You see, we are no longer living in the tech economy like we did 6 years ago. The tech has been built. And now we have the end result of efficient tech backends — content and entertainment at our fingertips with 4k quality and high streaming speed.
We don’t have many kids who come home from school or work to play games like we did in our childhood. We have kids and adults come back and hop on their phone, scroll some reels, or watch some netflix. Gaming is not a lifestyle thing like it used to be, back when we loved playing Miniclip flash games, or Sonic the Hedgehog right after school. Adobe’s Flash is dead. VR is stuck. Gaming is now only left to the elite, loyal gamers.
My advice
I have a masters degree in STEM. I lived and breathed computer science and I worked in big tech in the heart of tech — silicon valley. Then I quit.
Because things are definitely just not the same anymore. The trend has shifted and so has the market.
The demand and supply of talent and skills is off balance, with lots of new grads struggling to find jobs to make ends meet.

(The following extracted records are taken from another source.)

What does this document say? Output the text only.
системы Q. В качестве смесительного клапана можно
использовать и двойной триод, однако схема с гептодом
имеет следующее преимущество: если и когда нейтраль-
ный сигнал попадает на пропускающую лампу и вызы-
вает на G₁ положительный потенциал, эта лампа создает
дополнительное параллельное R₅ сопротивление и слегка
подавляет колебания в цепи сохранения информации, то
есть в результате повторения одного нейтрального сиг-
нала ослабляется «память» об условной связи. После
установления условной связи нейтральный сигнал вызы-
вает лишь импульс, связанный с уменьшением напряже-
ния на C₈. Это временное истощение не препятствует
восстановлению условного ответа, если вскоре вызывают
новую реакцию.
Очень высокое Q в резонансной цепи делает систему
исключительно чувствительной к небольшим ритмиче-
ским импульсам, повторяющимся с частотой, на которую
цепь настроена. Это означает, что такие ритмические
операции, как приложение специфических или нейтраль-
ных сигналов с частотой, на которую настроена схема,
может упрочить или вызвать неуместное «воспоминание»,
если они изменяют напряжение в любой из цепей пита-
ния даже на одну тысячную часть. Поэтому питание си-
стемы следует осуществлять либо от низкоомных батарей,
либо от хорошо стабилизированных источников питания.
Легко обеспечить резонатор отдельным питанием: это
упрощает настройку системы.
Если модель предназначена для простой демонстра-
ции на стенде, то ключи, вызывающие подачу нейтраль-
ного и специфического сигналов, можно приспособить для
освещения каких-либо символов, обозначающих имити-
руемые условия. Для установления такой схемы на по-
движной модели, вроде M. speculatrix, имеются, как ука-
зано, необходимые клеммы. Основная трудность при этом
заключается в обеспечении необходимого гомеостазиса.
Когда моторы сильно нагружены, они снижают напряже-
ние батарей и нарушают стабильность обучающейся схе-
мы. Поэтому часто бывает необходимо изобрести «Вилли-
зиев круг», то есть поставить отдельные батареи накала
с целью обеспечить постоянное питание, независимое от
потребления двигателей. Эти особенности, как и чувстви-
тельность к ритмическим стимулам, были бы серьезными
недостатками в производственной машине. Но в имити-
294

I’m not saying 9–5 is dead or you should absolutely deny the opportunity.
What I’m saying is 9–5 is not the same product that was once sold to us by soceity — a product that offered stability, routine, cool things to work on, office parties and whatnot.
Your 9–5 is now just another side hustle — it cannot be relied upon to build the life of your dreams.
To be truly safe and secure in this new age and new times, you need to have either of these —
- Own something (real estate, digital assets, passive income)
- Build something so can you own it (content creation, online courses, small business)
If you’re spending your time doing none of these, then you are just future — poor. Slaving away or cruising away at a corporate company just because you have a nice boss now, a good team and high visibility project that saved you from the layoffs, is not wise. All of that can change in a second. It did for me after 6 years.
So go figure out your passion and build something monetizable out of it — you already have all the tools you need in this tech-saturated era.
Your goal now should be autonomy, not employment.